Vague d’incertitude sur les marchés crypto après l’annonce
À la publication du communiqué, Bitcoin a cédé 3 % avant de rebondir, tandis que Ethereum tenait mieux grâce au soutien des validateurs Polygon. Les desk OTC de Coinbase et Binance évoquent un afflux de demandes de couverture, signe que les baleines redoutent d’autres enquêtes. Les volumes spot sur Crypto.com ont même atteint un record annuel, portés par le passage éclair de capitaux vers des stablecoins.
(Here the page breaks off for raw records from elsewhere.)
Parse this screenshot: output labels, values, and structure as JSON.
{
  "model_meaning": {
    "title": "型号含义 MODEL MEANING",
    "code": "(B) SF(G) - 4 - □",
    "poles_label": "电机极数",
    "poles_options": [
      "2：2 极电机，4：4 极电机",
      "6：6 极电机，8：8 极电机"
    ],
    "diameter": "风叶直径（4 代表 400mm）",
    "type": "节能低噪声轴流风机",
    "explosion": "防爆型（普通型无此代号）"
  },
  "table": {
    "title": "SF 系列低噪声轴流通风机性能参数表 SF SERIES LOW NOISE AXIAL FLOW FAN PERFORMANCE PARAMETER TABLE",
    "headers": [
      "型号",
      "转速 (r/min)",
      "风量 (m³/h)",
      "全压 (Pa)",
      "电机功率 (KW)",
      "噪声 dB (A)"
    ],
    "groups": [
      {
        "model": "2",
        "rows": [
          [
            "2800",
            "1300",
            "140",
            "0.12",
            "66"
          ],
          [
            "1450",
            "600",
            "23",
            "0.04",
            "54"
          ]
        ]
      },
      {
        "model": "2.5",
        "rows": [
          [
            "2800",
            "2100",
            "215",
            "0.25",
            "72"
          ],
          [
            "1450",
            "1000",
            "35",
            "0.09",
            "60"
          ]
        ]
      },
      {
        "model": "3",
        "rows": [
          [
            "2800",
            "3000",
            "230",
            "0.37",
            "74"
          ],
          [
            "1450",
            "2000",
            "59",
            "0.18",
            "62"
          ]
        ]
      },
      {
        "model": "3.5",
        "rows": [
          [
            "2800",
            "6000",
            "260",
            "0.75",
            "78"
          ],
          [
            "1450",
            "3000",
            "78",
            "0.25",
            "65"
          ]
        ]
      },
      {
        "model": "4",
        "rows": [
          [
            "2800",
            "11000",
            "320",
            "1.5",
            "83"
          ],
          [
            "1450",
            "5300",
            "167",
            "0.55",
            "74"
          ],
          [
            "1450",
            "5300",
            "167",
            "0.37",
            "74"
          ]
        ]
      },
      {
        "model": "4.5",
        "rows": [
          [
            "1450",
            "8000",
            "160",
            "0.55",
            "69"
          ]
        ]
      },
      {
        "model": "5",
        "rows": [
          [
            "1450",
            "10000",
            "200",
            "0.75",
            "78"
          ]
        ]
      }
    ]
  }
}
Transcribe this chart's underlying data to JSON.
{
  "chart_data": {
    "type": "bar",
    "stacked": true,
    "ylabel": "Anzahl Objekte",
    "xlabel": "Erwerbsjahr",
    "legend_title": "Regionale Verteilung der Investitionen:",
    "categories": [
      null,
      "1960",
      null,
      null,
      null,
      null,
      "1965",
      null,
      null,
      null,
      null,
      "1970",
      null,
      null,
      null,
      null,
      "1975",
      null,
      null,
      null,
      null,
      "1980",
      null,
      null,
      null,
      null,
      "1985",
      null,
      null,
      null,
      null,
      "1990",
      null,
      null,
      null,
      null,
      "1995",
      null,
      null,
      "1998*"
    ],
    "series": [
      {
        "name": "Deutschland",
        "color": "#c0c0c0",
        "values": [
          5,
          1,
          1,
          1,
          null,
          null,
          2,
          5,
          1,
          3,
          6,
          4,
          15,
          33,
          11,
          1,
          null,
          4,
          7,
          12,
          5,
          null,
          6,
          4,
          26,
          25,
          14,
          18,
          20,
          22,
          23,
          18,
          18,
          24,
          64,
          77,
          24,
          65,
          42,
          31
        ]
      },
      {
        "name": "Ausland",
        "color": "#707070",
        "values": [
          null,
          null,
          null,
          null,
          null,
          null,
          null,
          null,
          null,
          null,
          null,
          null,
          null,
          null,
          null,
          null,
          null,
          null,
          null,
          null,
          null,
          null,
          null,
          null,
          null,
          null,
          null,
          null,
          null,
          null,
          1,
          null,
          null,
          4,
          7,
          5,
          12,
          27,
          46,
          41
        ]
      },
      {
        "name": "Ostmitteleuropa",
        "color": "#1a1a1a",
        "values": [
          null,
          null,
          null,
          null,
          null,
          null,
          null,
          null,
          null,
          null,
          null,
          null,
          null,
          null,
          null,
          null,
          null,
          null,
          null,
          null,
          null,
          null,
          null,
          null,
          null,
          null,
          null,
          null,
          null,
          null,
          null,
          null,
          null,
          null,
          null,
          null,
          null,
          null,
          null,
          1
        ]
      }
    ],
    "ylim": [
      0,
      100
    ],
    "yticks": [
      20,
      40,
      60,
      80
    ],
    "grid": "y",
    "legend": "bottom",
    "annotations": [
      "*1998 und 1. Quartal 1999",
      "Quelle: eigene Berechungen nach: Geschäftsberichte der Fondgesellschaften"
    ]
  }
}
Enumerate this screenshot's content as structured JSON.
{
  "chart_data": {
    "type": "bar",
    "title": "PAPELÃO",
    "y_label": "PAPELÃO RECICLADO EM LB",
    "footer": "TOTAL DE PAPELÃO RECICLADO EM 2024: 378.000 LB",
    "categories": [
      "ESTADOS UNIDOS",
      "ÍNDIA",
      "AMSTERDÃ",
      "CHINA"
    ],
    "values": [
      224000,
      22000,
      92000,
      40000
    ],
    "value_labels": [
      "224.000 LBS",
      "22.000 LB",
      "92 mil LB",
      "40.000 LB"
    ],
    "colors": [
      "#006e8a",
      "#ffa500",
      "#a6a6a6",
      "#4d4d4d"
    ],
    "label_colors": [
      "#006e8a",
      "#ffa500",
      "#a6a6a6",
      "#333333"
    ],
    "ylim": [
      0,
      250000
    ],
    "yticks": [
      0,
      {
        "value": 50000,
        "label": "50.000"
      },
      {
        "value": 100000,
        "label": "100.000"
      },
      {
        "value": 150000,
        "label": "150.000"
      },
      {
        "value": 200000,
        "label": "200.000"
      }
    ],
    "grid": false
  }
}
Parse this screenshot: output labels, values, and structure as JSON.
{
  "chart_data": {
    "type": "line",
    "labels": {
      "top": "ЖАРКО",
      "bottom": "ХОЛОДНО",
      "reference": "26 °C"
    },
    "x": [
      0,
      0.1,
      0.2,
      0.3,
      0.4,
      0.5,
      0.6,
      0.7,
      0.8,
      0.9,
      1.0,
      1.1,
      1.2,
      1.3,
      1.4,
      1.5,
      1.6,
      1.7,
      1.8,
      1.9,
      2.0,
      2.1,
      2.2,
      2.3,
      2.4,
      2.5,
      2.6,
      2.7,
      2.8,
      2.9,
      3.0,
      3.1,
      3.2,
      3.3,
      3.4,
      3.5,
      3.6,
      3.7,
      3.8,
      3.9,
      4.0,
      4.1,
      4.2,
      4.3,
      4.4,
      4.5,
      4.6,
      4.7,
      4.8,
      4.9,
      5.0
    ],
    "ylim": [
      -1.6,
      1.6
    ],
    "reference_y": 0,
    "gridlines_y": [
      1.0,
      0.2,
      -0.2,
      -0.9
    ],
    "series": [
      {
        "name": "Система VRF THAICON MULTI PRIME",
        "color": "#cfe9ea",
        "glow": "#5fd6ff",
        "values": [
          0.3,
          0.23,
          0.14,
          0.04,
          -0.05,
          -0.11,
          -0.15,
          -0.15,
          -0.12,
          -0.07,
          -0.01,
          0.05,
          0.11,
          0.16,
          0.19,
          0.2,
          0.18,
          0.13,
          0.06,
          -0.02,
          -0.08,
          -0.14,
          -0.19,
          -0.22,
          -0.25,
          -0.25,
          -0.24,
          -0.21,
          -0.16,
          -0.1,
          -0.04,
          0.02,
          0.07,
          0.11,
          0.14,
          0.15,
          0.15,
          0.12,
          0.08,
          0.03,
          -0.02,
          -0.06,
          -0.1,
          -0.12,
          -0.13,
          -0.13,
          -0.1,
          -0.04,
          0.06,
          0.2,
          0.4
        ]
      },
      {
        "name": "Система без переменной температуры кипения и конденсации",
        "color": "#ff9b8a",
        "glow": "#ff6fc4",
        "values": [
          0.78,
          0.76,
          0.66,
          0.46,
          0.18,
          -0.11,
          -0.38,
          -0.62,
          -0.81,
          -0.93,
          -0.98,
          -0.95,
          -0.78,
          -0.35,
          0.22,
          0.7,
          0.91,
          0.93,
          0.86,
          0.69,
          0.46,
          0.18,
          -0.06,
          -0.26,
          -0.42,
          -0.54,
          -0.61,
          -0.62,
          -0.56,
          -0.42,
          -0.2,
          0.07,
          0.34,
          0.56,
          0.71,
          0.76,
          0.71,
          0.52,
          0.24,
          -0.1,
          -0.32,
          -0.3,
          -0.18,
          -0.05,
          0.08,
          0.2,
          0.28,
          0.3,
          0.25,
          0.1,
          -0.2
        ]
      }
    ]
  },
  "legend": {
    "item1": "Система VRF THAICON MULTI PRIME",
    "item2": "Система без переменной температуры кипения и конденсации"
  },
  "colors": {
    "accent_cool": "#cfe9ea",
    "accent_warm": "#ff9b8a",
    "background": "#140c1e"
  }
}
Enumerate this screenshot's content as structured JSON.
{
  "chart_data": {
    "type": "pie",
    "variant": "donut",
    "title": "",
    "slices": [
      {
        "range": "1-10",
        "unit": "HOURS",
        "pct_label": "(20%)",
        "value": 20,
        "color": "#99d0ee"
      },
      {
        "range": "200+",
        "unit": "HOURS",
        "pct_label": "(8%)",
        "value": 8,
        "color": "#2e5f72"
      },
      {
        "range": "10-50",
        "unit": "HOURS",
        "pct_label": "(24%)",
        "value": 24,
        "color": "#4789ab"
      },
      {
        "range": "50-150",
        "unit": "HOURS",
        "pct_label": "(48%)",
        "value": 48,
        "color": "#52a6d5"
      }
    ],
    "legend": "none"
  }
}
Focus accru sur la conservation des actifs
Le dossier Ver rappelle que la clé privée reste la seule vraie assurance. Les ventes de hardware wallets Ledger et Trezor ont bondi de 18 % depuis le début de l’affaire, d’après les chiffres publiés au CES 2025. Beaucoup d’investisseurs préfèrent désormais sortir leurs fonds de Binance ou Kraken dès qu’ils dépassent un seuil psychologique de 250 000 dollars en actifs combinés.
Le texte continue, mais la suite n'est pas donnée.